Switzerland has signed bilateral carbon credit agreements with Peru, Ghana, Senegal, Georgia, Vanuatu, Dominica, Thailand, Ukraine, Morocco, Malawi, Uruguay, Chile, and Tunisia (Schweizerische Eidgenossenschaft, 2024). These developments are not rated in the finance component of the CAT rating. Instead, the full international NDC, that includes such agreements, is rated against Switzerland’s fair share goal - and rated “Insufficient”.
To align with the sentiment of “highest possible ambition”, Switzerland must first set its domestic NDC within at least an “Almost sufficient” range. Although not transparently communicated (see NDC target), the estimated domestic share in Switzerland lies outside this threshold. As a second step, the country would have to provide its fair share of climate finance. This should be prioritised before purchasing credits and accounting the associated emission reductions. As Switzerland is not providing its fair share of international climate finance, the CAT does not consider it legitimate to offset for the fair share rating. Nevertheless, the CAT does acknowledge the transparency of Switzerland’s credit purchase agreements.
Further information on how the CAT rates countries (against modelled pathways and fair share) can be found here.

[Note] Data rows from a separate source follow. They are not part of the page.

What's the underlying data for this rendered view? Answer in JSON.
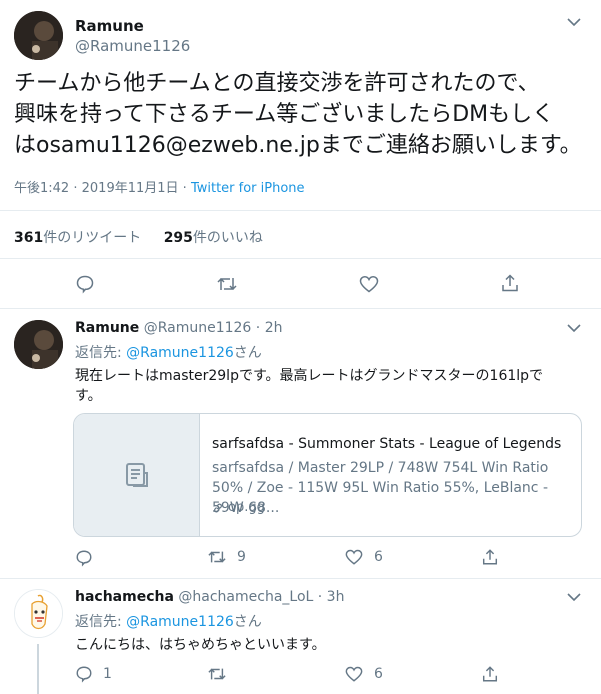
{
  "main_tweet": {
    "display_name": "Ramune",
    "handle": "@Ramune1126",
    "text_lines": [
      "チームから他チームとの直接交渉を許可されたので、",
      "興味を持って下さるチーム等ございましたらDMもしく",
      "はosamu1126@ezweb.ne.jpまでご連絡お願いします。"
    ],
    "time": "午後1:42",
    "date": "2019年11月1日",
    "separator": "·",
    "source": "Twitter for iPhone",
    "retweet_count": "361",
    "retweet_label": "件のリツイート",
    "like_count": "295",
    "like_label": "件のいいね"
  },
  "reply1": {
    "display_name": "Ramune",
    "handle": "@Ramune1126",
    "dot": "·",
    "time_ago": "2h",
    "reply_to_prefix": "返信先: ",
    "reply_to_handle": "@Ramune1126",
    "reply_to_suffix": "さん",
    "text_line1": "現在レートはmaster29lpです。最高レートはグランドマスターの161lpで",
    "text_line2": "す。",
    "card": {
      "title": "sarfsafdsa - Summoner Stats - League of Legends",
      "description": "sarfsafdsa / Master 29LP / 748W 754L Win Ratio 50% / Zoe - 115W 95L Win Ratio 55%, LeBlanc - 59W 68...",
      "domain": "op.gg"
    },
    "retweets": "9",
    "likes": "6"
  },
  "reply2": {
    "display_name": "hachamecha",
    "handle": "@hachamecha_LoL",
    "dot": "·",
    "time_ago": "3h",
    "reply_to_prefix": "返信先: ",
    "reply_to_handle": "@Ramune1126",
    "reply_to_suffix": "さん",
    "text": "こんにちは、はちゃめちゃといいます。",
    "replies": "1",
    "likes": "6"
  },
  "colors": {
    "link": "#1b95e0",
    "muted": "#657786",
    "divider": "#e6ecf0"
  }
}
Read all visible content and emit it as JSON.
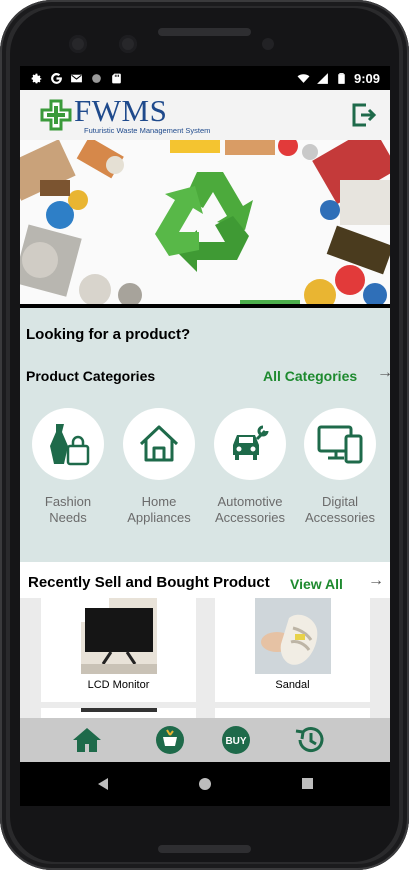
{
  "status_bar": {
    "time": "9:09",
    "left_icons": [
      "gear-icon",
      "google-icon",
      "gmail-icon",
      "circle-icon",
      "sd-card-icon"
    ],
    "right_icons": [
      "wifi-icon",
      "signal-icon",
      "battery-icon"
    ]
  },
  "app": {
    "logo_title": "FWMS",
    "logo_subtitle": "Futuristic Waste Management System",
    "logout_icon": "logout-icon"
  },
  "banner": {
    "icon": "recycle-icon"
  },
  "main": {
    "looking_text": "Looking for a product?",
    "categories_title": "Product Categories",
    "categories_all": "All Categories",
    "categories": [
      {
        "label_line1": "Fashion",
        "label_line2": "Needs",
        "icon": "fashion-icon"
      },
      {
        "label_line1": "Home",
        "label_line2": "Appliances",
        "icon": "home-icon"
      },
      {
        "label_line1": "Automotive",
        "label_line2": "Accessories",
        "icon": "car-wrench-icon"
      },
      {
        "label_line1": "Digital",
        "label_line2": "Accessories",
        "icon": "devices-icon"
      }
    ]
  },
  "recent": {
    "title": "Recently Sell and Bought Product",
    "view_all": "View All",
    "products": [
      {
        "name": "LCD Monitor"
      },
      {
        "name": "Sandal"
      }
    ]
  },
  "bottom_nav": {
    "buy_label": "BUY",
    "items": [
      "home-icon",
      "sell-icon",
      "buy-icon",
      "history-icon"
    ]
  },
  "colors": {
    "accent_green": "#1e8a2f",
    "dark_green": "#1e6a4a",
    "brand_blue": "#1f4a8c",
    "content_bg": "#d9e5e4"
  }
}
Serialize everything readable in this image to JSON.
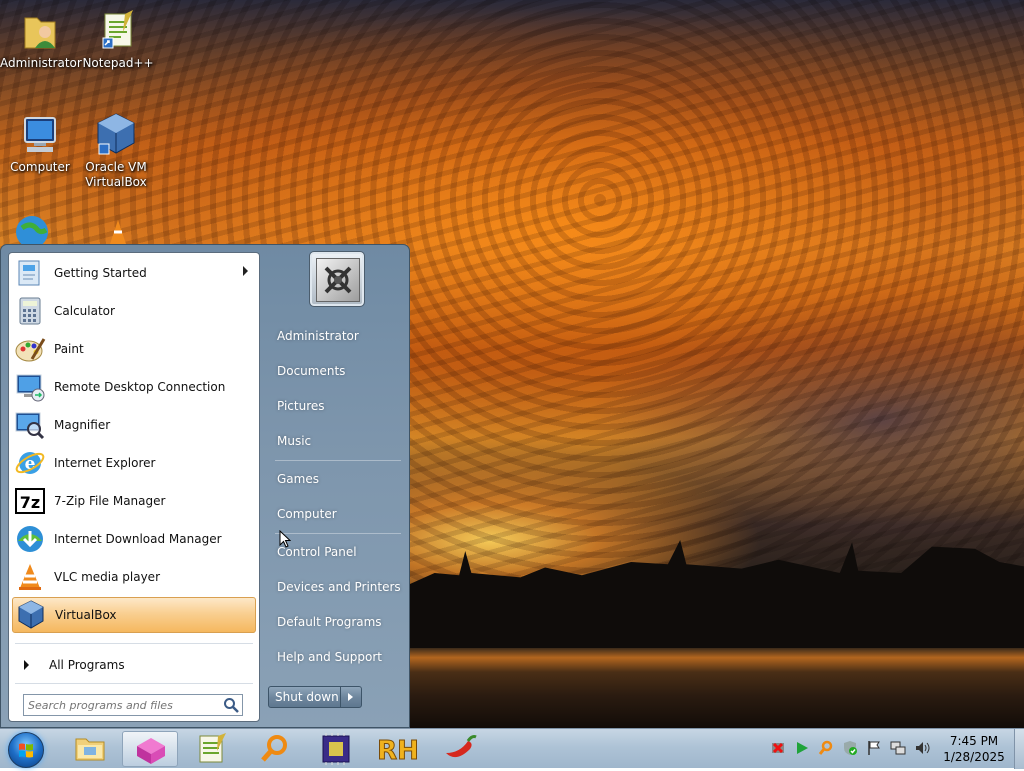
{
  "desktop": {
    "icons": [
      {
        "label": "Administrator",
        "icon": "user-folder-icon"
      },
      {
        "label": "Notepad++",
        "icon": "notepadpp-icon"
      },
      {
        "label": "Computer",
        "icon": "computer-icon"
      },
      {
        "label": "Oracle VM VirtualBox",
        "icon": "virtualbox-icon"
      }
    ]
  },
  "start_menu": {
    "programs": [
      {
        "label": "Getting Started",
        "icon": "getting-started-icon",
        "has_submenu": true
      },
      {
        "label": "Calculator",
        "icon": "calculator-icon"
      },
      {
        "label": "Paint",
        "icon": "paint-icon"
      },
      {
        "label": "Remote Desktop Connection",
        "icon": "remote-desktop-icon"
      },
      {
        "label": "Magnifier",
        "icon": "magnifier-icon"
      },
      {
        "label": "Internet Explorer",
        "icon": "internet-explorer-icon"
      },
      {
        "label": "7-Zip File Manager",
        "icon": "7zip-icon"
      },
      {
        "label": "Internet Download Manager",
        "icon": "idm-icon"
      },
      {
        "label": "VLC media player",
        "icon": "vlc-icon"
      },
      {
        "label": "VirtualBox",
        "icon": "virtualbox-icon",
        "selected": true
      }
    ],
    "all_programs": "All Programs",
    "search_placeholder": "Search programs and files",
    "right_items": [
      "Administrator",
      "Documents",
      "Pictures",
      "Music",
      "Games",
      "Computer",
      "Control Panel",
      "Devices and Printers",
      "Default Programs",
      "Help and Support"
    ],
    "shutdown_label": "Shut down"
  },
  "taskbar": {
    "pinned": [
      {
        "name": "explorer",
        "icon": "folder-icon"
      },
      {
        "name": "virtualbox-manager",
        "icon": "pink-cube-icon",
        "active": true
      },
      {
        "name": "notepadpp",
        "icon": "notepadpp-icon"
      },
      {
        "name": "search-tool",
        "icon": "magnifier-orange-icon"
      },
      {
        "name": "cpu-tool",
        "icon": "chip-icon"
      },
      {
        "name": "resource-hacker",
        "icon": "rh-icon"
      },
      {
        "name": "pepper-app",
        "icon": "chili-icon"
      }
    ],
    "tray_icons": [
      "red-x-icon",
      "green-play-icon",
      "orange-search-icon",
      "shield-check-icon",
      "flag-icon",
      "network-icon",
      "speaker-icon"
    ],
    "clock_time": "7:45 PM",
    "clock_date": "1/28/2025"
  },
  "colors": {
    "selected_item": "#f9cf91",
    "taskbar": "#aec3d6",
    "start_right_pane": "#7d95ac"
  }
}
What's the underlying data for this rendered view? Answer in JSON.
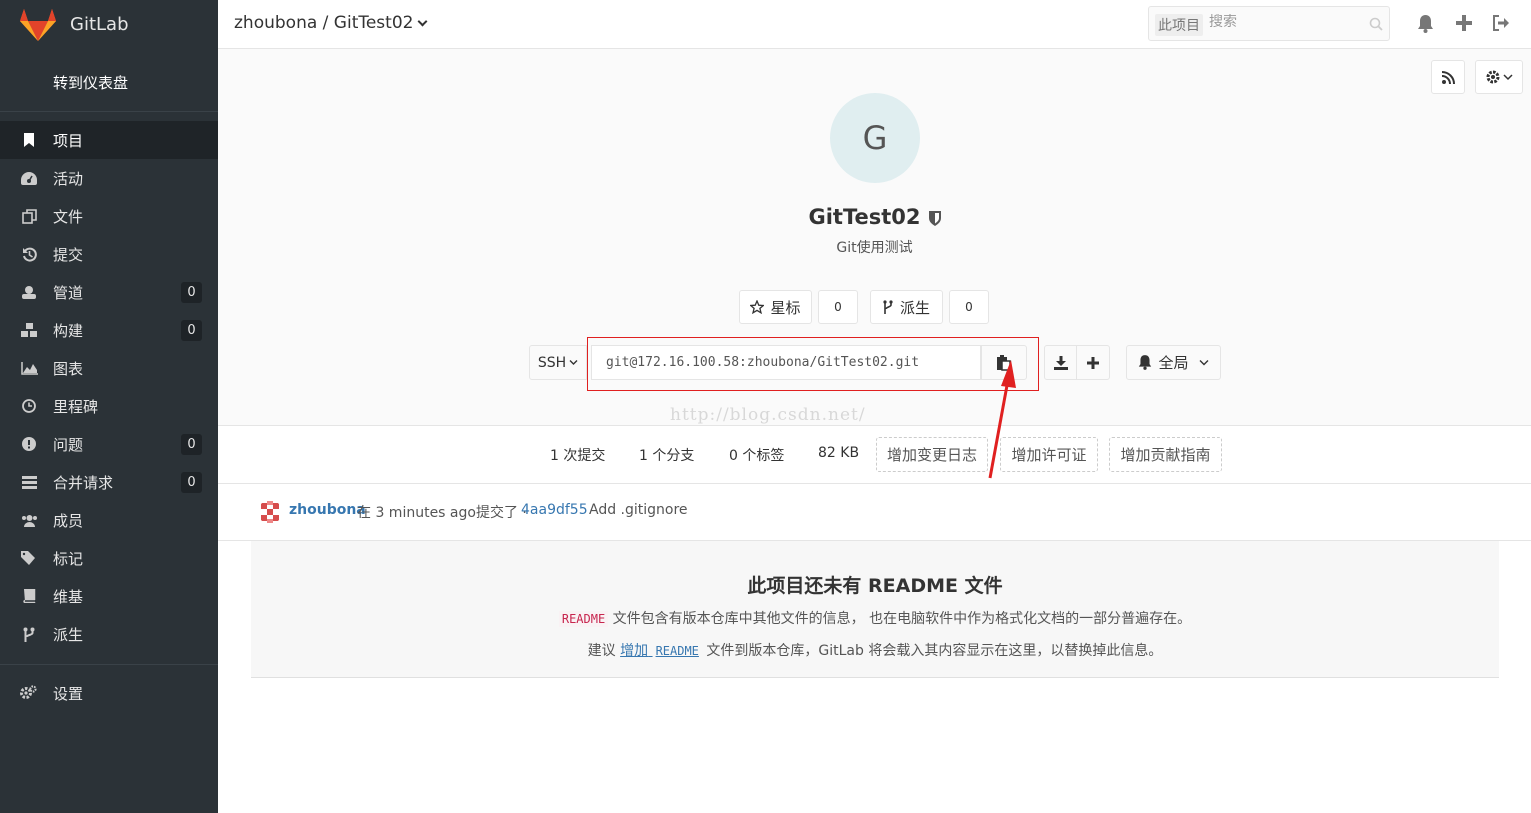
{
  "sidebar": {
    "brand": "GitLab",
    "back_to_dashboard": "转到仪表盘",
    "items": [
      {
        "label": "项目",
        "icon": "bookmark-icon",
        "active": true
      },
      {
        "label": "活动",
        "icon": "dashboard-icon"
      },
      {
        "label": "文件",
        "icon": "files-icon"
      },
      {
        "label": "提交",
        "icon": "history-icon"
      },
      {
        "label": "管道",
        "icon": "pipeline-icon",
        "count": "0"
      },
      {
        "label": "构建",
        "icon": "cubes-icon",
        "count": "0"
      },
      {
        "label": "图表",
        "icon": "area-chart-icon"
      },
      {
        "label": "里程碑",
        "icon": "clock-icon"
      },
      {
        "label": "问题",
        "icon": "exclamation-icon",
        "count": "0"
      },
      {
        "label": "合并请求",
        "icon": "tasks-icon",
        "count": "0"
      },
      {
        "label": "成员",
        "icon": "users-icon"
      },
      {
        "label": "标记",
        "icon": "tags-icon"
      },
      {
        "label": "维基",
        "icon": "book-icon"
      },
      {
        "label": "派生",
        "icon": "fork-icon"
      }
    ],
    "settings": "设置"
  },
  "header": {
    "title": "zhoubona / GitTest02",
    "search_scope": "此项目",
    "search_placeholder": "搜索"
  },
  "project": {
    "avatar_letter": "G",
    "name": "GitTest02",
    "description": "Git使用测试",
    "star_label": "星标",
    "star_count": "0",
    "fork_label": "派生",
    "fork_count": "0",
    "protocol": "SSH",
    "clone_url": "git@172.16.100.58:zhoubona/GitTest02.git",
    "notification_level": "全局",
    "watermark": "http://blog.csdn.net/"
  },
  "stats": {
    "commits": "1 次提交",
    "branches": "1 个分支",
    "tags": "0 个标签",
    "size": "82 KB",
    "add_changelog": "增加变更日志",
    "add_license": "增加许可证",
    "add_contributing": "增加贡献指南"
  },
  "commit": {
    "author": "zhoubona",
    "text": "在 3 minutes ago提交了 ·",
    "sha": "4aa9df55",
    "message": "Add .gitignore"
  },
  "readme": {
    "title": "此项目还未有 README 文件",
    "line1_code": "README",
    "line1_text": "文件包含有版本仓库中其他文件的信息， 也在电脑软件中作为格式化文档的一部分普遍存在。",
    "line2_prefix": "建议",
    "line2_link": "增加",
    "line2_link_code": "README",
    "line2_suffix": "文件到版本仓库，GitLab 将会载入其内容显示在这里，以替换掉此信息。"
  },
  "colors": {
    "sidebar_bg": "#2b3237",
    "active_bg": "#1f2428",
    "link": "#3777b0",
    "annotation_red": "#e02020",
    "gitlab_orange": "#e2432a"
  }
}
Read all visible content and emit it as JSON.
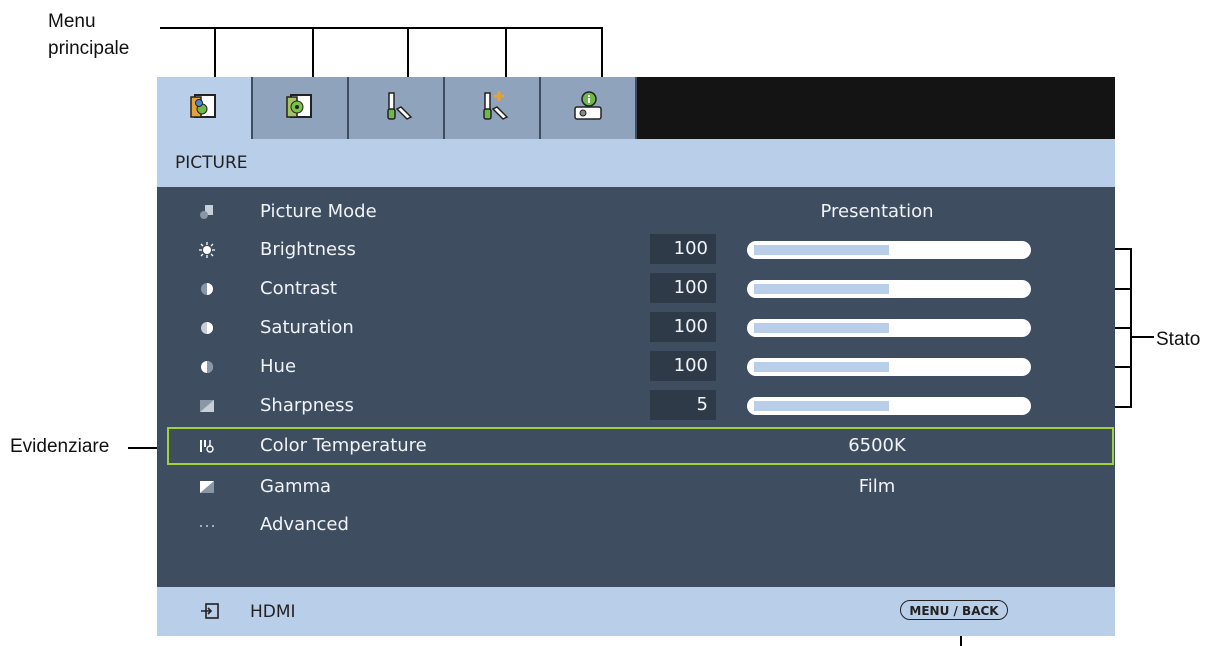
{
  "annotations": {
    "main_menu": "Menu\nprincipale",
    "status": "Stato",
    "highlight": "Evidenziare"
  },
  "tabs": [
    {
      "icon": "picture-icon",
      "active": true
    },
    {
      "icon": "picture-settings-icon",
      "active": false
    },
    {
      "icon": "tools-icon",
      "active": false
    },
    {
      "icon": "advanced-tools-icon",
      "active": false
    },
    {
      "icon": "projector-info-icon",
      "active": false
    }
  ],
  "section": {
    "title": "PICTURE"
  },
  "items": [
    {
      "icon": "picture-mode-icon",
      "label": "Picture Mode",
      "value": "Presentation"
    },
    {
      "icon": "brightness-icon",
      "label": "Brightness",
      "number": "100",
      "level": 0.5
    },
    {
      "icon": "contrast-icon",
      "label": "Contrast",
      "number": "100",
      "level": 0.5
    },
    {
      "icon": "saturation-icon",
      "label": "Saturation",
      "number": "100",
      "level": 0.5
    },
    {
      "icon": "hue-icon",
      "label": "Hue",
      "number": "100",
      "level": 0.5
    },
    {
      "icon": "sharpness-icon",
      "label": "Sharpness",
      "number": "5",
      "level": 0.5
    },
    {
      "icon": "color-temperature-icon",
      "label": "Color Temperature",
      "value": "6500K",
      "highlighted": true
    },
    {
      "icon": "gamma-icon",
      "label": "Gamma",
      "value": "Film"
    },
    {
      "icon": "more-icon",
      "label": "Advanced"
    }
  ],
  "footer": {
    "source_icon": "input-source-icon",
    "source": "HDMI",
    "menu_back": "MENU / BACK"
  },
  "colors": {
    "panel": "#3f4d60",
    "header": "#b9cee8",
    "highlight_border": "#9fd23b"
  }
}
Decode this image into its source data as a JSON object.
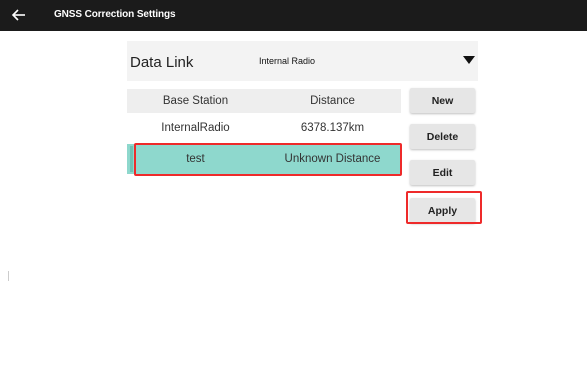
{
  "app_bar": {
    "title": "GNSS Correction Settings",
    "back_icon": "arrow-left-icon"
  },
  "data_link": {
    "label": "Data Link",
    "value": "Internal Radio",
    "dropdown_icon": "caret-down-icon"
  },
  "table": {
    "columns": [
      "Base Station",
      "Distance"
    ],
    "rows": [
      {
        "base_station": "InternalRadio",
        "distance": "6378.137km",
        "selected": false
      },
      {
        "base_station": "test",
        "distance": "Unknown Distance",
        "selected": true
      }
    ]
  },
  "buttons": {
    "new": "New",
    "delete": "Delete",
    "edit": "Edit",
    "apply": "Apply"
  },
  "colors": {
    "app_bar": "#1b1b1b",
    "selected_row": "#8ed8cd",
    "highlight_outline": "#ee2a2a",
    "button": "#e6e6e6"
  }
}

Net zero and other long-term target(s)
Switzerland committed to a net-zero target as part of its long-term strategy submitted to the UNFCCC in January 2021, and in June 2023, in the public referendum on Switzerland's Climate Protection Act, Switzerland's net-zero target was enshrined into law (Bundesgesetz Über Die Ziele Im Klimaschutz, Die Innovation Und Die Stärkung Der Energiesicherheit (KlG), 2023). The net-zero target generally covers key elements and now meets good practice for many of them.
Switzerland’s net-zero target covers all sectors and gases underpinned by emissions pathway analysis and the communication of clear strategic goals and emissions targets per sector. It also now covers emissions from fuels for international aviation and shipping that are refuelled in Switzerland. The proposed measures aim to achieve net zero on Switzerland’s own territory, but it reserves the right to use international offset credits, even if only for technically unavoidable domestic emissions.
Switzerland's new Climate Protection Act, which was accepted in a referendum in June 2023, introduced interim and sectoral targets and requires the parliament to develop periodic roadmaps for achieving the target (Bundesgesetz Über Die Ziele Im Klimaschutz, Die Innovation Und Die Stärkung Der Energiesicherheit (KlG), 2023). Because of these improvements across several key elements, the CAT now evaluates the scope, architecture, and transparency of Switzerland’s net-zero target as ‘Acceptable’.